Pada Rabu pekan lalu, menjelang tengah malam, lima polisi dari Direktorat Tindak Pidana Siber Badan Reserse Kriminal Markas Besar Kepolisian RI menangkap dosen Universitas Negeri Jakarta, Robertus Robet, di kediamannya di Depok, Jawa Barat. Penangkapan itu diklaim polisi sebagai “upaya melindungi” Robet dari ancaman tindakan main hakim sendiri prajurit Tentara Nasional Indonesia.

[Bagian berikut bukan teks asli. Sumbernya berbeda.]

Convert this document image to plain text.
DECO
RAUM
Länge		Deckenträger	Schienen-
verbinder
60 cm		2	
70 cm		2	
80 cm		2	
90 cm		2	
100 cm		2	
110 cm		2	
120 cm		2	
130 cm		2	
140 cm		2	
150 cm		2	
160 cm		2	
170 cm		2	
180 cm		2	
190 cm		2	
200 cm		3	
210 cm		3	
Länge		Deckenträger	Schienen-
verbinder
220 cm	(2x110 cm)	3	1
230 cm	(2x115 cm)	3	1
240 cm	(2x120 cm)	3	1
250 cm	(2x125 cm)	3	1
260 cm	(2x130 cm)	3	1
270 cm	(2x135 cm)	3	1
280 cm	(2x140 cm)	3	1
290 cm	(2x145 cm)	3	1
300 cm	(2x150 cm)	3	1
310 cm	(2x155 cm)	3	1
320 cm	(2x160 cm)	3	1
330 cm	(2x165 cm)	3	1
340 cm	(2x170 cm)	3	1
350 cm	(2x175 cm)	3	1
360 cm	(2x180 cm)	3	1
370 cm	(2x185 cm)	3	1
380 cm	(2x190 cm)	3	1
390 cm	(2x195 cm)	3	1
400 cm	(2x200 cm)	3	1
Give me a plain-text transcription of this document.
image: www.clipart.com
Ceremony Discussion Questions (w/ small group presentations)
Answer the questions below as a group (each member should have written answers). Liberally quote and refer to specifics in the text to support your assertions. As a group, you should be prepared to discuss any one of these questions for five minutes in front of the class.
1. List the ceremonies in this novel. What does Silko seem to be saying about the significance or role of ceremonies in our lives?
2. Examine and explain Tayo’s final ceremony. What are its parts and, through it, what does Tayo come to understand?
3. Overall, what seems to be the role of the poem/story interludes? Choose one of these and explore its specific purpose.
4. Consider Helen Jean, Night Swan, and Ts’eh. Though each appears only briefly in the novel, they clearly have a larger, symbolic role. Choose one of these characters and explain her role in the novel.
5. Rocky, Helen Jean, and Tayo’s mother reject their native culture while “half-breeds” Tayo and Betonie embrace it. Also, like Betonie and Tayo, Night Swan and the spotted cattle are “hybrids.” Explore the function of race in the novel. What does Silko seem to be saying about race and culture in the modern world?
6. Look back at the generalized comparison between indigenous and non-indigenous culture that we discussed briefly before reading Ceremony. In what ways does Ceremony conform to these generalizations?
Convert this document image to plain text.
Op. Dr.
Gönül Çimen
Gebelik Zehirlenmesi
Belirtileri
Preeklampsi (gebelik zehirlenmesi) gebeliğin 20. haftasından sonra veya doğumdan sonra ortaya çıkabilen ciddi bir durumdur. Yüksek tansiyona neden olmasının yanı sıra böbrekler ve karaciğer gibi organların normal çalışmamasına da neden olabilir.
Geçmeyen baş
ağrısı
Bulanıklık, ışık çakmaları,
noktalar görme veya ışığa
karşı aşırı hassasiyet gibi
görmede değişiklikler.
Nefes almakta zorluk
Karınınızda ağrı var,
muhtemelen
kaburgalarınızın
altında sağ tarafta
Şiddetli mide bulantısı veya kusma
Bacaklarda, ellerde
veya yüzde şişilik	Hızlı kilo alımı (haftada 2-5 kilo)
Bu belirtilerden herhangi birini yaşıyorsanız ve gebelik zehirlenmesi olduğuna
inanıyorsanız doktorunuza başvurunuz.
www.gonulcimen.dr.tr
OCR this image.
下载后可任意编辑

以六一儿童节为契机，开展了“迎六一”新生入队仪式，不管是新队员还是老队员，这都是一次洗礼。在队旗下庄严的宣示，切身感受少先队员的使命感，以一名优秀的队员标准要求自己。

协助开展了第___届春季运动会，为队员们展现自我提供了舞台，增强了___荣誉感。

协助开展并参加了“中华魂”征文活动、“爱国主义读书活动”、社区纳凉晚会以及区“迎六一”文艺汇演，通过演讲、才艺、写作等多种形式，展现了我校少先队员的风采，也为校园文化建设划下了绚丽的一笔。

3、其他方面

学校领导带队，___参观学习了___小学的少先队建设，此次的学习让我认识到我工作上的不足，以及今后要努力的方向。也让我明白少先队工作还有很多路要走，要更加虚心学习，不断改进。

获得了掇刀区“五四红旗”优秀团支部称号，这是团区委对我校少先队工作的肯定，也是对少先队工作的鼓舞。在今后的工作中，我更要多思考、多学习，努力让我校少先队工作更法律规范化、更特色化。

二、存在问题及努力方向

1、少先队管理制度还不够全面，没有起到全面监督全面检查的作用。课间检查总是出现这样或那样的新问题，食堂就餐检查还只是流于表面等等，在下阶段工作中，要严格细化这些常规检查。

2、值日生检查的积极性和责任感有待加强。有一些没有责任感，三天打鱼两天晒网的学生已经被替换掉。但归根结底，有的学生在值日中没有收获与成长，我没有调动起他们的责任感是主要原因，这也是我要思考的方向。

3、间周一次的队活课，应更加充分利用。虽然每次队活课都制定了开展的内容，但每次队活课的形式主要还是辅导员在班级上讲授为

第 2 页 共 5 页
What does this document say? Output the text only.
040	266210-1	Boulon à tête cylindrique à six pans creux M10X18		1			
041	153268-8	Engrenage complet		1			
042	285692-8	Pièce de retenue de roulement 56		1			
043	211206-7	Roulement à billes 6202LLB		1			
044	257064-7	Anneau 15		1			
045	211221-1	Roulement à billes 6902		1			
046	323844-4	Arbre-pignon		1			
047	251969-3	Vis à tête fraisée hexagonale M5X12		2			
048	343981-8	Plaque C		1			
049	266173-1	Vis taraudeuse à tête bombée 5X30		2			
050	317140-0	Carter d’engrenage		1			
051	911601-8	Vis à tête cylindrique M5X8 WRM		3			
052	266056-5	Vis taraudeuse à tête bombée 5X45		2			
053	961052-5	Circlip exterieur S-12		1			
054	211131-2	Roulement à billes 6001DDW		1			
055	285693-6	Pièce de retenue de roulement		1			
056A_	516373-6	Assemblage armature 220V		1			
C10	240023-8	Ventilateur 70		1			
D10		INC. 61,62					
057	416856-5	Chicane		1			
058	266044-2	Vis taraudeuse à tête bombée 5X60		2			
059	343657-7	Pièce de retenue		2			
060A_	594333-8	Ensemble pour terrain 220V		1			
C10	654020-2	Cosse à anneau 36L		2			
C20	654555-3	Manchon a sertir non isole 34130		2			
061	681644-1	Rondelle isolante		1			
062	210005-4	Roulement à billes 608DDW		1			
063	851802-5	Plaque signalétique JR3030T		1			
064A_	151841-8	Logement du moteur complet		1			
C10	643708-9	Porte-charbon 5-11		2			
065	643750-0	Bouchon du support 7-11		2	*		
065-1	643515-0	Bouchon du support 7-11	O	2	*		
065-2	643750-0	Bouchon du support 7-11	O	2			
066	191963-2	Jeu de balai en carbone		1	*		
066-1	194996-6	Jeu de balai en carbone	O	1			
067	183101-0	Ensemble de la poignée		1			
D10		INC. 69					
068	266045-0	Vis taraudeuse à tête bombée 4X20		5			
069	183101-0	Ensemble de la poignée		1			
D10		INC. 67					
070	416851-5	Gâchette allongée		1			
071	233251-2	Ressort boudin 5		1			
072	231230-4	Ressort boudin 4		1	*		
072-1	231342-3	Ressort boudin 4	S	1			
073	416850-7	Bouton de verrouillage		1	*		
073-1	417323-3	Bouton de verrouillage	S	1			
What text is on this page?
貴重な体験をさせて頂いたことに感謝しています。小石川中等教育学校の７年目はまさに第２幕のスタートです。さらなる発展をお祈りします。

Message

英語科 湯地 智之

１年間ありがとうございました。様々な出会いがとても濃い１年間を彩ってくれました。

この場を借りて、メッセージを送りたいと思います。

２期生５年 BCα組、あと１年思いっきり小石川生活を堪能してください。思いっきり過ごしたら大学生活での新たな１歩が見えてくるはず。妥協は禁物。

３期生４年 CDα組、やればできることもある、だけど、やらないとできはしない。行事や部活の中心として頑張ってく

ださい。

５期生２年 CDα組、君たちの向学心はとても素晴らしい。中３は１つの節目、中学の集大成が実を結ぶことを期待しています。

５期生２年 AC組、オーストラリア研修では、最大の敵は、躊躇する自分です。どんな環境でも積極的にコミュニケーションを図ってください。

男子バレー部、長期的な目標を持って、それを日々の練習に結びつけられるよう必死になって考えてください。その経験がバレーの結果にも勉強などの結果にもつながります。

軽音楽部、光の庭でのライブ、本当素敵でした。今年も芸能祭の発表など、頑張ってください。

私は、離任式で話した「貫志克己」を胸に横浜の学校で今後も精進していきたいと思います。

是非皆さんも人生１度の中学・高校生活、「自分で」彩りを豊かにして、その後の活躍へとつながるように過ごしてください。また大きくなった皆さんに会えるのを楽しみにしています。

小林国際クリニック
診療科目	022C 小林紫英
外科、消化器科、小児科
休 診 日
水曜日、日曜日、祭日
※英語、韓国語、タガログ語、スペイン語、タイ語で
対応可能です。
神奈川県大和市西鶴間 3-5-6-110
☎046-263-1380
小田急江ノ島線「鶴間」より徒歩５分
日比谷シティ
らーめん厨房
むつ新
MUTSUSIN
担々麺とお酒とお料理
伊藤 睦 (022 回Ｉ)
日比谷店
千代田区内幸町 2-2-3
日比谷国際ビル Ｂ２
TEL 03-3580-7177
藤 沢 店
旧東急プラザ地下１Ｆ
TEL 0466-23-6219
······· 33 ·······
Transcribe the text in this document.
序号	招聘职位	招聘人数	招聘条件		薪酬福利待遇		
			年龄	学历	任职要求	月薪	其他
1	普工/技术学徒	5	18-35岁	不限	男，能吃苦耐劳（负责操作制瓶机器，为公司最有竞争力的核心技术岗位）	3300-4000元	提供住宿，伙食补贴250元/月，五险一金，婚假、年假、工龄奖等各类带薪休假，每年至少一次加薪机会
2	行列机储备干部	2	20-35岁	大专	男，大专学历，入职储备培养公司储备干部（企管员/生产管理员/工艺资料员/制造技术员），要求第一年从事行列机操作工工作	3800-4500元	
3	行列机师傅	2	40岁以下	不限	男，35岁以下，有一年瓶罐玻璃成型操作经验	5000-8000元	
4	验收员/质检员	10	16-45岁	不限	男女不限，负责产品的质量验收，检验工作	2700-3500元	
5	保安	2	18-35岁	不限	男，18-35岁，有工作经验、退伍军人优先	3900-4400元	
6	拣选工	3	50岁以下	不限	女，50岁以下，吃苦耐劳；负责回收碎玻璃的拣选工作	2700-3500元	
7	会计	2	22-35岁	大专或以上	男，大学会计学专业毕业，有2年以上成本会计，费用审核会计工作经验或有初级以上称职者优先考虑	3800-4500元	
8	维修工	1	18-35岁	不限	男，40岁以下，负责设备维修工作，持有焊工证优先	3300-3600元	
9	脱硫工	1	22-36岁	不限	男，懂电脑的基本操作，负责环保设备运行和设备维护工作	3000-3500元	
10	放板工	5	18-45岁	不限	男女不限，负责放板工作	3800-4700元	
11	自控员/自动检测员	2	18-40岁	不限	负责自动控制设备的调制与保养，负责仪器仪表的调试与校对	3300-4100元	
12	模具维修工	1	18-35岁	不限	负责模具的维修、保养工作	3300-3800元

Kasus ini bermula dari orasi Robet sepekan sebelumnya di tengah Aksi Kamisan—unjuk rasa damai yang diadakan rutin di depan Istana Merdeka untuk menuntut penyelesaian berbagai kasus pelanggaran hak asasi manusia berat. Dalam pidatonya ketika itu, Robet menolak rencana pemerintah menempatkan perwira tinggi TNI yang “menganggur” di posisi penting sejumlah kementerian dan lembaga sipil. Dia menyebutkan rencana itu sama saja dengan menghidupkan dwifungsi Angkatan Bersenjata Republik Indonesia pada zaman otoritarian Soeharto.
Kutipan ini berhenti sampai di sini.